Am Mittwochnachmittag ist ein Ultraleichtflugzeug im Huy abgestürzt. Sofort waren Ersthelfer vor Ort, konnten dem Piloten aber nicht mehr helfen.

Von Ramona Adelsberger Aktualisiert: 18.06.2021, 08:21
Flugzeugabsturz bei Schlanstedt: Nachdem die Untersuchungen der Kripo und des Bundesamtes für Flugunfalluntersuchung abgeschlossen waren, wurde die Maschine abtransportiert.
Flugzeugabsturz bei Schlanstedt: Nachdem die Untersuchungen der Kripo und des Bundesamtes für Flugunfalluntersuchung abgeschlossen waren, wurde die Maschine abtransportiert. Foto: B. Blum

Schlanstedt - Diesen Tag hatte sich der Schlanstedter Ortswehrleiter Volker Leimberg ganz anders vorgestellt. „Solche Tage braucht kein Mensch.“ Was war passiert? Während er in Wernigerode bei einer Untersuchung war und sich auf einen schönen Hochzeitstagabend mit seiner Frau freute, ging der Piper und meldete: „Flugzeugabsturz bei Schlanstedt.“ Sofort sei er zurück geeilt und habe von den Kameraden aus Dedeleben die Einsatzleitung übernommen. Leimberg: „Das Flugzeug befand sich etwa zwei Meter neben der Einschlagstelle, die etwa 60 Zentimeter tief ist.“

Zum Unglück selbst berichtete der Schlanstedter Landwirt Werner Bockhorst: „Meine Leute waren auf der Fläche direkt neben der Absturzstelle in der Nähe des Teufelslochs und haben Heu gepresst.“

Das Flugzeug sei schon sehr niedrig aus Richtung Schlanstedt gekommen, habe dann unmittelbar vor den landwirtschaftlichen Fahrzeugen noch einmal hochziehen können, so dass eine Kollision mit der Technik noch abgewendet werden konnte. Dann aber sei die Maschine senkrecht in das Kornfeld gestürzt.
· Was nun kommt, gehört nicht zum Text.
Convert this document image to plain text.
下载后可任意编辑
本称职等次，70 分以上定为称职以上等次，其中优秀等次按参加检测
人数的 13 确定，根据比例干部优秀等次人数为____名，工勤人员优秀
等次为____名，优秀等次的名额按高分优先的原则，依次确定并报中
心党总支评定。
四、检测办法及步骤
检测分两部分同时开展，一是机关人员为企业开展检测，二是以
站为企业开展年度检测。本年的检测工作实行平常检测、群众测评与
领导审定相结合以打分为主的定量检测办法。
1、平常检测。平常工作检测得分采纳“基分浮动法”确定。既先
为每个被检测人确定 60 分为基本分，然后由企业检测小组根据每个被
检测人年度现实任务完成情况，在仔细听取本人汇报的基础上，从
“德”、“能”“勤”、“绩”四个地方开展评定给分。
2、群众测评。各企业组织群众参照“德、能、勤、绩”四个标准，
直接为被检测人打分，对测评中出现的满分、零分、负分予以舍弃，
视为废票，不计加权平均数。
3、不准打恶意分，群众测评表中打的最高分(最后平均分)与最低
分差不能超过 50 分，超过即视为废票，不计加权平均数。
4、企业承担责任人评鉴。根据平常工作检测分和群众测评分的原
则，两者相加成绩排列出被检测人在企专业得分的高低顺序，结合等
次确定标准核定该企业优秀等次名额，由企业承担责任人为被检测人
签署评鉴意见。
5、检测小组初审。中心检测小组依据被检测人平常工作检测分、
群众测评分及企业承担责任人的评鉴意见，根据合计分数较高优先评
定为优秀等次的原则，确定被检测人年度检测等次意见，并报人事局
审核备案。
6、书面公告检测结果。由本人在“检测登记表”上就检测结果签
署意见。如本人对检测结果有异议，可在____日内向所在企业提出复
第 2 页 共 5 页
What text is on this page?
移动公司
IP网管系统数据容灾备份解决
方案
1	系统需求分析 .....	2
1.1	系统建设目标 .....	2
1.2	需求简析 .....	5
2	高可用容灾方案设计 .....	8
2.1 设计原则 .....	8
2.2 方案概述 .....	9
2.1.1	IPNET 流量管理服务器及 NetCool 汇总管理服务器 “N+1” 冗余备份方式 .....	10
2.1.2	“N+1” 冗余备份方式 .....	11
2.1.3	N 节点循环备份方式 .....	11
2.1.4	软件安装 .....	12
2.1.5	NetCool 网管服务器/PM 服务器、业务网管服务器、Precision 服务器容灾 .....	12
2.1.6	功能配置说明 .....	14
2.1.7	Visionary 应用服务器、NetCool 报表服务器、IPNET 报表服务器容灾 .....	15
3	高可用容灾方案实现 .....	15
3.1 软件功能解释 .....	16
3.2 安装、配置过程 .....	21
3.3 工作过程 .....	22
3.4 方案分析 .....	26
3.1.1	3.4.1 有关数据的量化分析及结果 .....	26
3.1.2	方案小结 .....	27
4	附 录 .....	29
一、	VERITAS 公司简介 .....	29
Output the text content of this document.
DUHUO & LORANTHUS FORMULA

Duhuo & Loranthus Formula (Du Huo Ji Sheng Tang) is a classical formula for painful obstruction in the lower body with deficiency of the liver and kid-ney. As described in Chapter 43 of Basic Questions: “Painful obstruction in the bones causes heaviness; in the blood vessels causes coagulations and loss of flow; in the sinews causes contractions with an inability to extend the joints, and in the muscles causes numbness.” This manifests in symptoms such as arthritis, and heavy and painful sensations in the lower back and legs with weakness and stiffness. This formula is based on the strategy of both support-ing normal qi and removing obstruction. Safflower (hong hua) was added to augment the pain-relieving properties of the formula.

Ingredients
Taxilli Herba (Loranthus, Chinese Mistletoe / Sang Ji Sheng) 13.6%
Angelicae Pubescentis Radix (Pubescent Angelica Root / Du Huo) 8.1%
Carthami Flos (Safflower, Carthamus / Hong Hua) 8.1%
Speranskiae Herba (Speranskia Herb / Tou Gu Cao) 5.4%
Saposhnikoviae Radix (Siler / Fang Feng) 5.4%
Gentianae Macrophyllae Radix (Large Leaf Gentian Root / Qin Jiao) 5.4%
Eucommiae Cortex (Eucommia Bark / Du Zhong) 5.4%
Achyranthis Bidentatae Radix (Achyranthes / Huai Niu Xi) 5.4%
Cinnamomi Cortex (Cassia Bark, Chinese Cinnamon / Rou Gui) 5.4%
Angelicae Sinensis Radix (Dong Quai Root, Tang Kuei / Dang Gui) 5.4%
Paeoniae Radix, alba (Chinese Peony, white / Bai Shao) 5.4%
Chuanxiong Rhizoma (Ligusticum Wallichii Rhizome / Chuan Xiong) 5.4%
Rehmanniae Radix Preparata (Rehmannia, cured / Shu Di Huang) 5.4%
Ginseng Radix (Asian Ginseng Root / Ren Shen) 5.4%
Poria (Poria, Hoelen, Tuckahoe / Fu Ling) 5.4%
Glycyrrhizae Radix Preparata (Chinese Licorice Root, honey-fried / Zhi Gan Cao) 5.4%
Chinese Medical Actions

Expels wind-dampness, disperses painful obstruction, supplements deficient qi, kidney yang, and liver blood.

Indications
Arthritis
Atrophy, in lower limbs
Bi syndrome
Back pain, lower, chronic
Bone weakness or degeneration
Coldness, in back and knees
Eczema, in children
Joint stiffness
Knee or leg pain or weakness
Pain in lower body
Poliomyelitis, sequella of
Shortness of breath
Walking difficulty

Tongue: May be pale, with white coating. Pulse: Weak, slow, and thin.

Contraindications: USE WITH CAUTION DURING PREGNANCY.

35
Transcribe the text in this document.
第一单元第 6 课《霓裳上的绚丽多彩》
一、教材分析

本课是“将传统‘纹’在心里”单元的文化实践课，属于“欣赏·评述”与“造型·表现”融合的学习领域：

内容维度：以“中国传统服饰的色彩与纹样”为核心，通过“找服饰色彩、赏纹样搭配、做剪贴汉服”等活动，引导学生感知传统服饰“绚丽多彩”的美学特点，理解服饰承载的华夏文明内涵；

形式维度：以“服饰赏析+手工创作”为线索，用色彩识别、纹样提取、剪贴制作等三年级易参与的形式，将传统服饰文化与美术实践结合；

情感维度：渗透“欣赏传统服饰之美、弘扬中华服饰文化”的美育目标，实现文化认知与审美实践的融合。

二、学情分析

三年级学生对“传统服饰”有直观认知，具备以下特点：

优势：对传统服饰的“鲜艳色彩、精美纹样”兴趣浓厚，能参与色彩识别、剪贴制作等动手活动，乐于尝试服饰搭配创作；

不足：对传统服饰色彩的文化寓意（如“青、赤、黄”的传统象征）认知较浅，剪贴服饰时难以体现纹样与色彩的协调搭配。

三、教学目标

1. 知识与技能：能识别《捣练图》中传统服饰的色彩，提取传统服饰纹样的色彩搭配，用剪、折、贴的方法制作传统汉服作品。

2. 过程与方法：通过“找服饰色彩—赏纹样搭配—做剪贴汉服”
Unglücksmaschine war im Kornfeld kaum zu sehen

„Wir waren also unmittelbar vor Ort, um erste Hilfe leisten zu können.“ Leider sei das aber vergebens gewesen. Der Pilot habe den Aufprall nicht überlebt. Sofort wurde der Notruf abgesetzt und an der Betonstraße, die zum Unglücksort führt, ein Einweiser platziert, um den Rettungskräften den Weg zu weisen. Gleichzeitig hatten die Landwirte eine Gleichzeitig hatten die Landwirte eine Schneise bis zur Unglücksstelle freigeschnitten.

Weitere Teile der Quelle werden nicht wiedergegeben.